Understanding the Contributions of Medium- and Long-range Atmospheric Transport of Biomass Burning to Organic Aerosols in Bogotá, Colombia

RICARDO MORALES BETANCOURT, Fernando Garcia-Menendez, Karen Ballesteros, Amy P. Sullivan, Universidad de los Andes

     Abstract Number: 440
     Working Group: Biomass Combustion: Outdoor/Indoor Transport and Indoor Air Quality

Abstract
Recent field campaigns and modeling studies in Colombia have demonstrated the presence of a large Organic Aerosol (OA) fraction in urban and rural aerosols, a portion of which is due to transport of regional Biomass Burning plumes. In this work we focus on understanding the sources associated with OA and its precursors over the city of Bogotá, Colombia. We used WRF-Chem chemical transport model to investigate the contributions from medium- and long-range transport of biomass burning plumes towards the city of Bogota. To that end, we carried out regional-scale simulations with two different chemical mechanisms and aerosol schemes, RACM/MADE-VBS and MOZART/MOSAIC. Sensitivity simulations were also carried out were the influx of BB plumes at the outermost domain boundary were removed. Modeling results were compared to detailed in-situ aerosol chemical speciation data and continuous Brown Carbon and Black Carbon observations. Simulations were set-up for periods of high biomass burning (BB) activity (January-March) and a low BB activity (July-September) during 2018. We demonstrate that long-range transport of BB emissions from Northern Amazonia can episodically increase aerosol loading during September, while BB activity in the Grasslands of the Orinoco River Basin are the main source during January to March.
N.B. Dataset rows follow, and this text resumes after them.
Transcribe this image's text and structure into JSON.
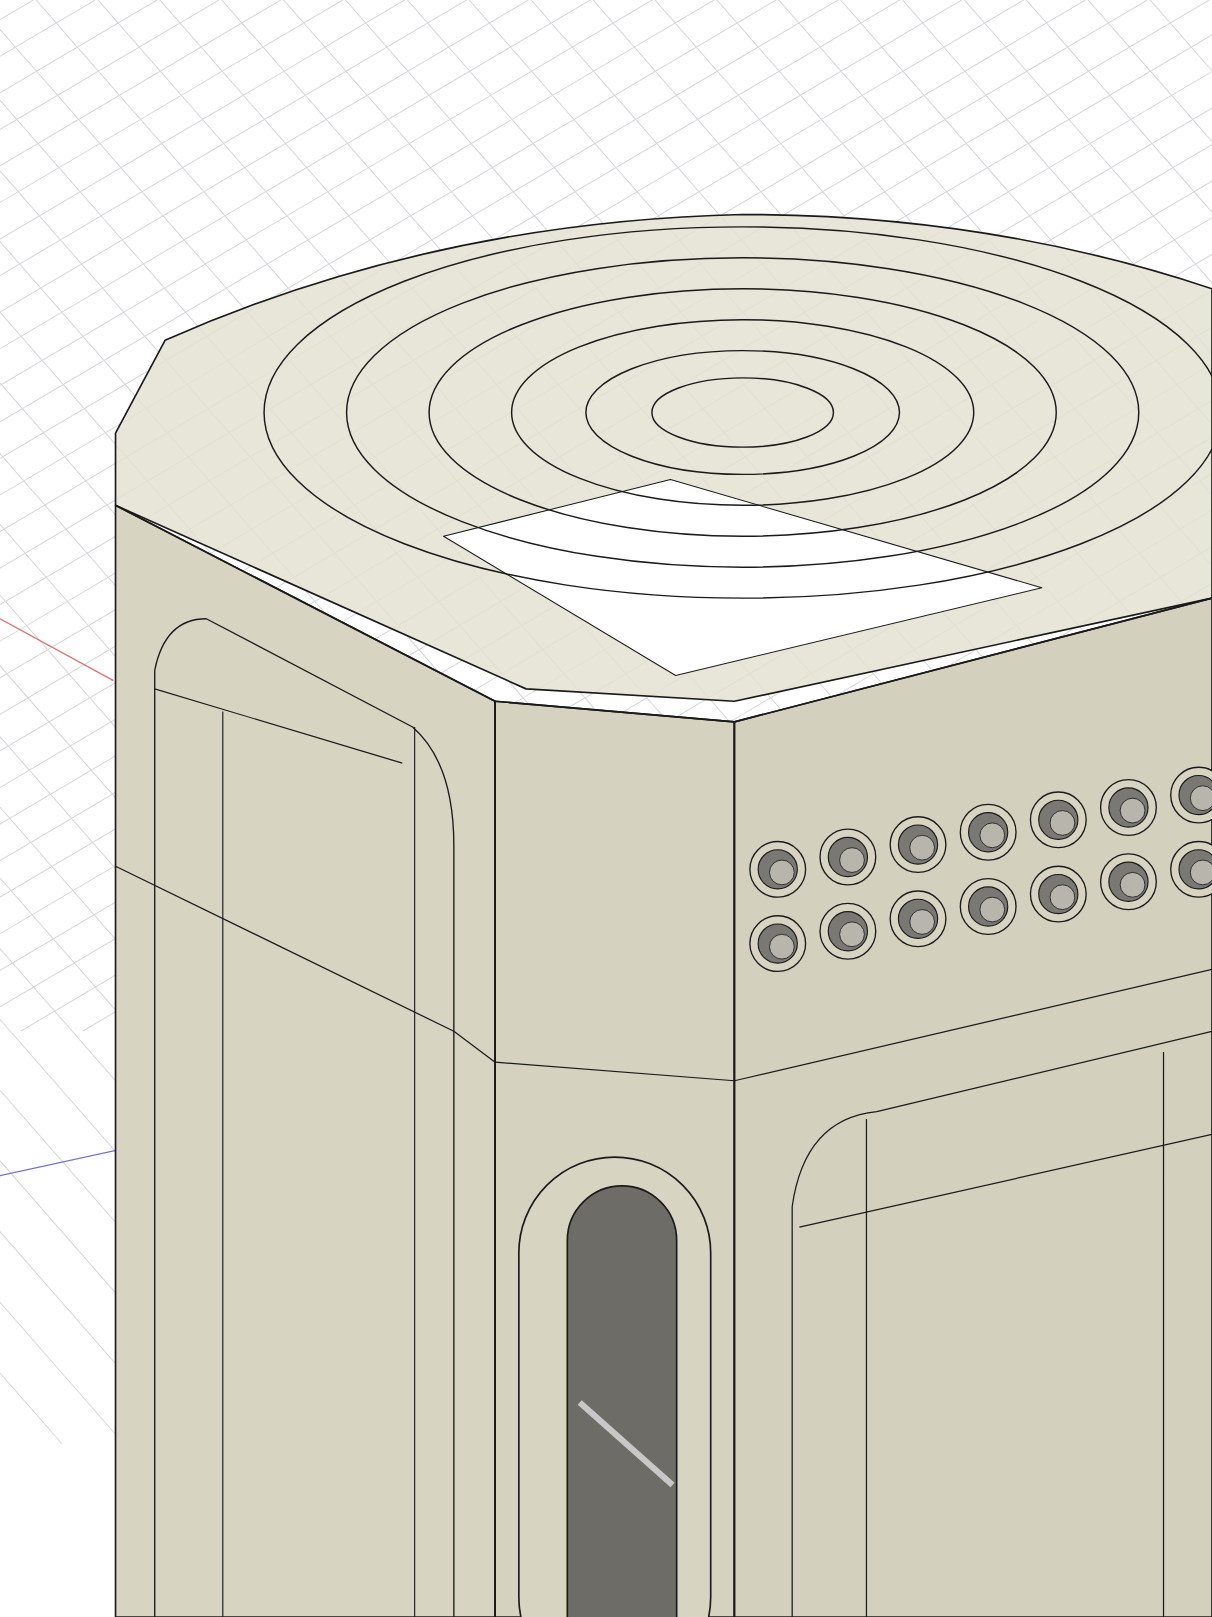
{
  "viewport": {
    "grid": true
  }
}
The two aerosol schemes utilized in this work reproduce the observed seasonal variations in total fine aerosol concentration, with a difference between high- and low- BB sesasons of 10 μg/m³. The comparison between aerosol schemes showed that MOZART/MOSAIC consistently predicts more OA with a larger SOA:OA ratio than in the RACM/MADE-VBS experiment. SOA dominates the OA fraction by 66% for RACM/MADE-VBS and 74% for MOZART/MOSAIC during February and 69% for RACM/MADE-VBS and 71% for MOZART/MOSAIC during September. These differences between organic aerosol burden between the mechanisms used in this study may be attributed to the different treatment of SOA gas/particle partitioning in the schemes. During both periods, the simulation in which boundary influx was removed showed nearly 1.2 μg/m³ lower SOA, suggesting that precursors from long-range transport can substantially impact OA concentrations in the city.